Ed Whelan Ignoring Context

When it comes to the Affordable Care Act and evidence about what it means, opponents of the ACA have made a habit of only seeing what they want to see.  The latest example is Ed Whelan’s response to Linda Greenhouse’s most recent column about King v. Burwell, the case about the nationwide availability of tax credits under the ACA that the Supreme Court will be hearing next month.

In her column, Greenhouse urged those who might be concerned that the Court is going to play politics with the ACA to “read the briefs” filed in support of the government.  As she explained, those briefs make an overwhelmingly powerful case about not only why the government’s reading of the law is the right one, but also why that reading should prevail even with a very conservative Court.  “To reject the government’s defense of the law,” she wrote, “the justices would have to suspend their own settled approach to statutory interpretation as well as their often-stated view of how Congress should act toward the states.”

In response, Ed Whelan makes two points.  First, he criticizes her for noting that the “Supreme Court ‘has permitted itself to be recruited into the front lines of a partisan war’” that puts its reputation on the line, saying that he thinks “this rhetoric far better describes what is at issue in the cases challenging state marriage laws.”  But he ignores all of the reasons that it made far more sense for the Court to hear a marriage case than King, not the least of which is that there was a split among the lower courts on marriage by the time the Court agreed to hear one of those cases.  (Greenhouse notes in her column that “the plaintiffs’ appeal [in King] didn’t meet the normal criteria for Supreme Court review.”)  Moreover, there’s abundant evidence to support Greenhouse’s assertion that King is part of a partisan war against the ACA, as this post explains.  Indeed, the plaintiffs’ own lawyers have made clear that they’re counting on politics to help them carry the day at the Court. 

Second, Whelan faults Greenhouse for stating that the Justices agree on how to interpret statutory text when “all that [she] means . . . is the trivial proposition that ‘[e]very justice subscribes to the notion that statutory language has to be understood in context.”  He says she “seems not to recognize that the line between properly considering context and improperly smuggling considerations of supposed purpose into the context inquiry is very much in dispute.”  But he seems not to recognize – perhaps he did not heed her advice and read the briefs filed in support of the government – that simply looking at the context supplied by text is sufficient to win the day for the government in King.  As Greenhouse explains briefly and the government’s brief explains in great depth, the text of the ACA as a whole makes clear that eligibility for the tax credits turns on income, not state of residence, and the four words on which the law’s challengers rely do nothing to change that.
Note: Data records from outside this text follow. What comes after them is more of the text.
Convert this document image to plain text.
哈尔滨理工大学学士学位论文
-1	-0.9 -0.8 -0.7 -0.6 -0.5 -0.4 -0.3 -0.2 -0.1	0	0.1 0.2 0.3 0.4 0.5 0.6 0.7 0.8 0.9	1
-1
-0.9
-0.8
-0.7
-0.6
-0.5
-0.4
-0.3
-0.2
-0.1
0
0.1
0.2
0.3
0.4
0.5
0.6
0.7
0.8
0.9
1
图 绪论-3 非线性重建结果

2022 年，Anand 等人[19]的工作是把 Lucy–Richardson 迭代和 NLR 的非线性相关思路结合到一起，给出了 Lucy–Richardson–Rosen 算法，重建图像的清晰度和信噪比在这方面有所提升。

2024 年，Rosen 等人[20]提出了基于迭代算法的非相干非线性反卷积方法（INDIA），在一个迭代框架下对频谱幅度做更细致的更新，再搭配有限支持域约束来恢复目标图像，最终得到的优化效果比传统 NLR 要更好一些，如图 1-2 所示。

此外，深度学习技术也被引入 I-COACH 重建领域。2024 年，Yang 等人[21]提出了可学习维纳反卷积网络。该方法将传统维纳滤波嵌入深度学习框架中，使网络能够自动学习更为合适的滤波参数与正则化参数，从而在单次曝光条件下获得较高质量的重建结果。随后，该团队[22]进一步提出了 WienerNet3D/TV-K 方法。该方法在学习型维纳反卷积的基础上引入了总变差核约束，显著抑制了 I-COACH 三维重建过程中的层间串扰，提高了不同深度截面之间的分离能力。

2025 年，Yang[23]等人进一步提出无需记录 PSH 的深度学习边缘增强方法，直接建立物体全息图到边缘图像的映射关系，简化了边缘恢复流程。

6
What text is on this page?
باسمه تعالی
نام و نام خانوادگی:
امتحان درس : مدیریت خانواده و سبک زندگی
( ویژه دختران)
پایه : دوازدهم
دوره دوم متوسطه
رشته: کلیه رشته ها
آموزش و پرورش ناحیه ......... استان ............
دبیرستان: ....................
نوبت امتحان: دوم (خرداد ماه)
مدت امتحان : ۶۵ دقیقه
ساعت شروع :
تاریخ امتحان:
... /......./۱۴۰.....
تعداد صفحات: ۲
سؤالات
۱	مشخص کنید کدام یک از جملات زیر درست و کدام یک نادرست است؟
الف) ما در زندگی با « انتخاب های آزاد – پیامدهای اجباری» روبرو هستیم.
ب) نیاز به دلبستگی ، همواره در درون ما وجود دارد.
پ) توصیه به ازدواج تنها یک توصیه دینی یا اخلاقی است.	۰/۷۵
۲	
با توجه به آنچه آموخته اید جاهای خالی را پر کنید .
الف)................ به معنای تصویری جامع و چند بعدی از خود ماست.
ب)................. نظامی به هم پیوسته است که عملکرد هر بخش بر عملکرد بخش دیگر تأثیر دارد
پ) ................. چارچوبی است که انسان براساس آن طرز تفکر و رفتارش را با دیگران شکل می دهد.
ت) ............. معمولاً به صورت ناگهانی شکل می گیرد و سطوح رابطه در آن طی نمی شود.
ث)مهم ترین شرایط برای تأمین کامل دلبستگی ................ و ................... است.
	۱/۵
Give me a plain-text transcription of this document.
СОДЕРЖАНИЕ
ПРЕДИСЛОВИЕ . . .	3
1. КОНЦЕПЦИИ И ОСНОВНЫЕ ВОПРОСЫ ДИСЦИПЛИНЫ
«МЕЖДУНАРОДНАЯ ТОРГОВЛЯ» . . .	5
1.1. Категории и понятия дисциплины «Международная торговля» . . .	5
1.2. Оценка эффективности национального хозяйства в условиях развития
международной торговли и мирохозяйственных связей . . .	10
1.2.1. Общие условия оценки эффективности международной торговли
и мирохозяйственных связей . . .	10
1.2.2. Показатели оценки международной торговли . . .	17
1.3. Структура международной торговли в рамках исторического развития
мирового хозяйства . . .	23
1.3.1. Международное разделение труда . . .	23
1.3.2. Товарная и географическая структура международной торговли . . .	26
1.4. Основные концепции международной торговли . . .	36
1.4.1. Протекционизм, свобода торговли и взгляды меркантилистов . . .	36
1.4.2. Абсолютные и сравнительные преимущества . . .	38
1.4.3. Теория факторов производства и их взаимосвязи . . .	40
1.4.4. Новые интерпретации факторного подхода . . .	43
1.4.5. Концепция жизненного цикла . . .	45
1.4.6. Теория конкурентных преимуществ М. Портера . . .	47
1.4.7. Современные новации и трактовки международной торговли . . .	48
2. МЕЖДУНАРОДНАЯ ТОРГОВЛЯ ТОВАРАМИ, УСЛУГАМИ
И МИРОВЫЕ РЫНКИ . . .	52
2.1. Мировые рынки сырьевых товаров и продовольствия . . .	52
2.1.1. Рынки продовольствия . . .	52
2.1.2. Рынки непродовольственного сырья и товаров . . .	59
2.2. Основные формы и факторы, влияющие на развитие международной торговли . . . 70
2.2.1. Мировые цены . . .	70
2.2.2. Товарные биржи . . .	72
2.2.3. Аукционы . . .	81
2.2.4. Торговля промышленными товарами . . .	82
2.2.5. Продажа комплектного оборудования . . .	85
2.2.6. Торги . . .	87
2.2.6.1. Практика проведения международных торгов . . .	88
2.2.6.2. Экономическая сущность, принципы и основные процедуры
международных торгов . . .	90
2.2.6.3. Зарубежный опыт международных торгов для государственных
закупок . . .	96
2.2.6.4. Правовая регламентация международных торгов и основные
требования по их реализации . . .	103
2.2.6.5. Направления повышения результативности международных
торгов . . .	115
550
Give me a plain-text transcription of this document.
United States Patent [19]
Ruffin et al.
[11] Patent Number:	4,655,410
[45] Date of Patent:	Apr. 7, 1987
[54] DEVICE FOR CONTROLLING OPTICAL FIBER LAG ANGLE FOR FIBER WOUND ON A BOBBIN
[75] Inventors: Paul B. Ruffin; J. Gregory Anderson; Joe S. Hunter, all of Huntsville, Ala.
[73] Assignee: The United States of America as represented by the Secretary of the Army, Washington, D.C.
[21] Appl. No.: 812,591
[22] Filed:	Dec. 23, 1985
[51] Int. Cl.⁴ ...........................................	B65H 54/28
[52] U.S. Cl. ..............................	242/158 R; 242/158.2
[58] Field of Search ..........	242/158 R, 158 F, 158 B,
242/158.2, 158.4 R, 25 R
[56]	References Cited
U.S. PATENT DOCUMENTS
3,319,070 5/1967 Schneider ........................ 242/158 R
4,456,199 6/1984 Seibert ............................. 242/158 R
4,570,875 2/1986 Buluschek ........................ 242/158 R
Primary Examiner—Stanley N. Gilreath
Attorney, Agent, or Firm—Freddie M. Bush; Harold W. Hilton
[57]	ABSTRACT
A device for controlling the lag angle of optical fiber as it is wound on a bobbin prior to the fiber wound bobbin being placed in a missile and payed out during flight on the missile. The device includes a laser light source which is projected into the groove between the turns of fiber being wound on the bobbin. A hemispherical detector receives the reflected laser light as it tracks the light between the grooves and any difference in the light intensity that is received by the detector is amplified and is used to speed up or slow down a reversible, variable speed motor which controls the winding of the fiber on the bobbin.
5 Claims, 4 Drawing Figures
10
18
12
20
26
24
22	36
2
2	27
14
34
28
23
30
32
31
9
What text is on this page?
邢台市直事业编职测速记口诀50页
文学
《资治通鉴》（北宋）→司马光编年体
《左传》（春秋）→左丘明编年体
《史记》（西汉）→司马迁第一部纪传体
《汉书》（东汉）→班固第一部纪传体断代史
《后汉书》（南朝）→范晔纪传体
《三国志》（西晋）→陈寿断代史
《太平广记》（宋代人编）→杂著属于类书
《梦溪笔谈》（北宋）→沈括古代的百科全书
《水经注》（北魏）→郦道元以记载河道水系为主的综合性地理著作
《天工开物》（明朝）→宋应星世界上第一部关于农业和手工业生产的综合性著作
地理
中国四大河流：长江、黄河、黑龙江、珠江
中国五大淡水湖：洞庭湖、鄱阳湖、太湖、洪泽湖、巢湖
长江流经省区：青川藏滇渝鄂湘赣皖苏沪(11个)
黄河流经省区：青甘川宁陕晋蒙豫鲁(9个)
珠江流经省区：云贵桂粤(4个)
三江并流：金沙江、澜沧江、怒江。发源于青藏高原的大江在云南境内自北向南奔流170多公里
But what’s most galling about Ed Whelan’s response to Greenhouse’s column is how much of it he does not respond to, or even acknowledge at all.  Even though the text is all the government needs to win this case, it’s not all it has, as Greenhouse explains.  To start, as she explains, “no one in a position of power appears to have believed at the time [the law was passed] that the law” limited tax credits to state-run Exchanges.  The members of Congress who passed the law and the members of state legislatures who participated in implementation debates in their states make that case powerfully in an amicus brief filed by the Constitutional Accountability Center.  And as Greenhouse notes, prominent Republicans believed it as well.

Moreover, Greenhouse discusses an important amicus brief filed by Virginia on behalf of “an unusual coalition of 23 red-state and blue-state attorneys general” that explains that “the challengers’ narrative would ‘violate basic principles of cooperative federalism by surprising the states with a dramatic hidden consequence of their exchange election.’”  That result should be a problem for Justices who are concerned about federalism and protecting the states.

Finally, Greenhouse notes that briefs were filed in support of the government by “small business owners” and “the health care industry”; the former is significant, she notes, because an earlier constitutional challenge to the ACA was brought by a small-business federation.  These briefs not only make clear how significant the consequences of an adverse ruling will be for patients and the health care industry, but also why Congress would never have written the law to operate in the way the law’s challengers now say that it does.

All of these reasons lead Greenhouse to conclude that a ruling against the government would impair the “honor of the Supreme Court”—but also give her hope that the Supreme Court won’t do that.  Ed Whelan ignored all of this discussion in his post.  So Ed Whelan may think that Greenhouse “[c]onfused [c]ontext,” but he seems to have simply ignored it.